The British consul, James Finn, reported: "The country is in a considerable degree empty of inhabitants and therefore its greatest need is that of a body of population..."
A Christian clergyman, the Rev. Samuel Manning, mourned: "This fertile plain (the Sharon), which might support an immense population, is almost a solitude." Prof. Fred Gottheil described "a desolate country... wretched... almost abandoned now... unoccupied... uninhabited." Col. Claude R. Condor pronounced it "a ruined land."
Pierre Loti wrote: "I traveled through sad Galilee in the spring and found it silent... As elsewhere, as everywhere in Palestine, city and palaces have returned to the dust...."
David Landes summarized it as a land that "has been given over to sand, marsh, the anopheles mosquito, clan feuds and Beduin marauders."

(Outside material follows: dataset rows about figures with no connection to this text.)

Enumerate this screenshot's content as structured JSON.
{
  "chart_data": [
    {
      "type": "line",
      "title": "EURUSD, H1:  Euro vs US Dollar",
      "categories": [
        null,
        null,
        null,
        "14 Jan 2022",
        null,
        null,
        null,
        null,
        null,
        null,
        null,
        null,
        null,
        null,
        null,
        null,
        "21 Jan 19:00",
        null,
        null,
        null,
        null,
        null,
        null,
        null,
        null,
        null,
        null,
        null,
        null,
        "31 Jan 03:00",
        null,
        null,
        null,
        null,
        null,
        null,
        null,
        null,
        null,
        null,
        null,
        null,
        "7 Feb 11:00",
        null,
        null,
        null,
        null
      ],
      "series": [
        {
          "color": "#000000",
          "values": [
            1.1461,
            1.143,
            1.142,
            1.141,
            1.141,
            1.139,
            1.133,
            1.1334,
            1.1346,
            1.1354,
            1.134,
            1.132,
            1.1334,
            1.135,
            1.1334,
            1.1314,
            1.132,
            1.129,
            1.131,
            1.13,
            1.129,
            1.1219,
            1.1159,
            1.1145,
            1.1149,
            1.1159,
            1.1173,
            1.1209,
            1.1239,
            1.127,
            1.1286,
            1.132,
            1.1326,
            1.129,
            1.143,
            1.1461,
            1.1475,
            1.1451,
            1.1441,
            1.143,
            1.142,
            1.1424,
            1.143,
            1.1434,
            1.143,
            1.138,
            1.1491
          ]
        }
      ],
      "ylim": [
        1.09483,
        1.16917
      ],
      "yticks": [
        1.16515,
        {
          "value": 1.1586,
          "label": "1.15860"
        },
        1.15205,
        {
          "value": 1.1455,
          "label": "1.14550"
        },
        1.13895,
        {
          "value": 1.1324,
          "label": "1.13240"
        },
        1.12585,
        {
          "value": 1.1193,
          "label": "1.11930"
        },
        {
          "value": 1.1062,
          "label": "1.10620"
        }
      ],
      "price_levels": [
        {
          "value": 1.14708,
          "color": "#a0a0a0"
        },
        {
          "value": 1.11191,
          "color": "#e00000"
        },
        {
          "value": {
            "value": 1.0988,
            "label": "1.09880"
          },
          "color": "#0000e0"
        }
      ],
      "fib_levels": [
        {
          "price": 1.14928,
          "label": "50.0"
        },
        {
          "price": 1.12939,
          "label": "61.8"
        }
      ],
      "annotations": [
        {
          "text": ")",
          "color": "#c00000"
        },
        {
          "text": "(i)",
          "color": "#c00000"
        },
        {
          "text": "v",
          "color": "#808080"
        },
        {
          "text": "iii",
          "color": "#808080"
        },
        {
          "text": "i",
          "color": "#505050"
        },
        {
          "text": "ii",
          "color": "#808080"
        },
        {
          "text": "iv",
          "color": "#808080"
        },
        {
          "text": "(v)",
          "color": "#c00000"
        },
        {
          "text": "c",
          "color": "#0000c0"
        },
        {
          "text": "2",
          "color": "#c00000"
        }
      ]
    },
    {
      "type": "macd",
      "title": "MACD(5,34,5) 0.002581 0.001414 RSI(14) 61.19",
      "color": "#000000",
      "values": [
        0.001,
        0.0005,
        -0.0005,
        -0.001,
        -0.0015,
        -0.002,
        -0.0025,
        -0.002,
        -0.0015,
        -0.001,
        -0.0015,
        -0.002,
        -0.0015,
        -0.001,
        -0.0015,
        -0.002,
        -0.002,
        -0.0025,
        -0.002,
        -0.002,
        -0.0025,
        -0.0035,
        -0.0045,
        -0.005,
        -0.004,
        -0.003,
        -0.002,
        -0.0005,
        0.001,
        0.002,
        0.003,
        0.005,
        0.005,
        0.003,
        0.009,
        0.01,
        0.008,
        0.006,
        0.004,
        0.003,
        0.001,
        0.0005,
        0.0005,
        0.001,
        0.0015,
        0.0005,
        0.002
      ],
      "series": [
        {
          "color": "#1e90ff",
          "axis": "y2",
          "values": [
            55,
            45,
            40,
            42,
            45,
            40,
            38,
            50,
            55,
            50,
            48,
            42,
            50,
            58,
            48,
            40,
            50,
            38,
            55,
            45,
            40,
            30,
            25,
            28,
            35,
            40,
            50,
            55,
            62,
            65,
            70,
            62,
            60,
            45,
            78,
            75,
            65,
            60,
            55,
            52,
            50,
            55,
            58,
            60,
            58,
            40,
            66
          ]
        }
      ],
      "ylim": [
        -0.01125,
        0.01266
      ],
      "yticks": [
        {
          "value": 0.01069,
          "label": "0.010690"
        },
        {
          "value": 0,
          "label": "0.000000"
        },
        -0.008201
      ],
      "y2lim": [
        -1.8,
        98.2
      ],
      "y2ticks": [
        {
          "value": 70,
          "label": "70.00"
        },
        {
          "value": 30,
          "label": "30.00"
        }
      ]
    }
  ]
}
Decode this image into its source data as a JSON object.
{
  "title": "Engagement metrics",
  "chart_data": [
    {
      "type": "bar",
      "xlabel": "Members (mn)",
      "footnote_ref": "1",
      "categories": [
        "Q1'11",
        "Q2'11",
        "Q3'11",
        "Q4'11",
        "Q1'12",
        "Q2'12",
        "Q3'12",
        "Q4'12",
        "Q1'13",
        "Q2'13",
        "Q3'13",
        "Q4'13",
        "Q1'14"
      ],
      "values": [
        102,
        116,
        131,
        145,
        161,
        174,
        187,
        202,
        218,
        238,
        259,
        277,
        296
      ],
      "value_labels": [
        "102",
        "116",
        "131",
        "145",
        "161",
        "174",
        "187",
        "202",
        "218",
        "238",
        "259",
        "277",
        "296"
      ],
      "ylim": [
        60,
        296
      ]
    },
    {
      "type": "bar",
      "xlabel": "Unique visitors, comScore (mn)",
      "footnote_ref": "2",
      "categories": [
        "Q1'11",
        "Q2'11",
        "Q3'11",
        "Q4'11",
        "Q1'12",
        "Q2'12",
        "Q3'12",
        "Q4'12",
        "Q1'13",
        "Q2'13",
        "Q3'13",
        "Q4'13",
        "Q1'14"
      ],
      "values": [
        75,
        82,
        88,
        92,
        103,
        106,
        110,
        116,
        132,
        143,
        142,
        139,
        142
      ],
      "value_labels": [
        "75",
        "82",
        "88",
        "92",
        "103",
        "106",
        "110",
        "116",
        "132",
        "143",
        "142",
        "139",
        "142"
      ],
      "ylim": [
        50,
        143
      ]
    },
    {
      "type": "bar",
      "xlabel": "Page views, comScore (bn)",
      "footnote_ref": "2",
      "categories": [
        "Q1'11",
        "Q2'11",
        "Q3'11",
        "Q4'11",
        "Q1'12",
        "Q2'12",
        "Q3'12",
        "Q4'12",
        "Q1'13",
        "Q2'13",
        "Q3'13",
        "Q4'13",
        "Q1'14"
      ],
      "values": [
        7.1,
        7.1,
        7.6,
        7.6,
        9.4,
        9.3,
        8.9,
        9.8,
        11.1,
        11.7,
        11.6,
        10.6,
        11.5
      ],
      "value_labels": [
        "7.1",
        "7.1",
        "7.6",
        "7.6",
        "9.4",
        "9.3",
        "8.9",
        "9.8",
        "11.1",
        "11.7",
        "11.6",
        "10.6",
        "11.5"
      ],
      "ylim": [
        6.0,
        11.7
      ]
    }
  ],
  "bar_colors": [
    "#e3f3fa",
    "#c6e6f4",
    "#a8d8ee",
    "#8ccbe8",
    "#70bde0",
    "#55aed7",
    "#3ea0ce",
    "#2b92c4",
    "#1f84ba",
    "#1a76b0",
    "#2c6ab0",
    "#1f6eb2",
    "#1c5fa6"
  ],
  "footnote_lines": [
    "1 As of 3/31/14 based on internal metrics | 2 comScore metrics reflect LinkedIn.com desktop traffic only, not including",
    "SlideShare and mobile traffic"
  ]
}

The Arabs have been described as the "sons of the desert," but they are truly its fathers.
MEIR ABELSON
Beit Shemesh
Letter-perfect
Sir, - When I was a youngster growing up in London, I could never understand my dear, late mother Anne Curzon's penchant for constantly writing letters to The Times, The Daily Mail, The Jewish Chronicle, you name it - all of which were printed. I never read them.
When I grew much older and began receiving The Jerusalem Post on a daily basis after my mother passed away four years ago, I began to understand her so clearly, and realized that I had inherited this trait of hers.
To summarize in a rhyming nutshell: "I feel so much better / After writing a letter...." ("Eloquent outrage," Letters, August 4).
LINDA STERN
Safed
Rather dim
Sir, - The Israel Airports Authority has issued a request for information on "Airport Lighting Luminaries including Light Emitting Duode - LED" (July 31).
I have always understood a luminary to be a person who inspires others (although an archaic definition is of a natural light-giving body such as the sun or moon).
But what is a duode?
Almost every high school student, and many juniors, could have told the Airports Authority that LED stands for Light Emitting Diode, and that "lighting luminaries" should have read "illumination."
Such gaffes join NATBAG (a road sign once directing drivers to Ben-Gurion Airport) and a myriad other examples of bad English seen daily in official notices. Can't people swallow their pride and request a bit of proofreading?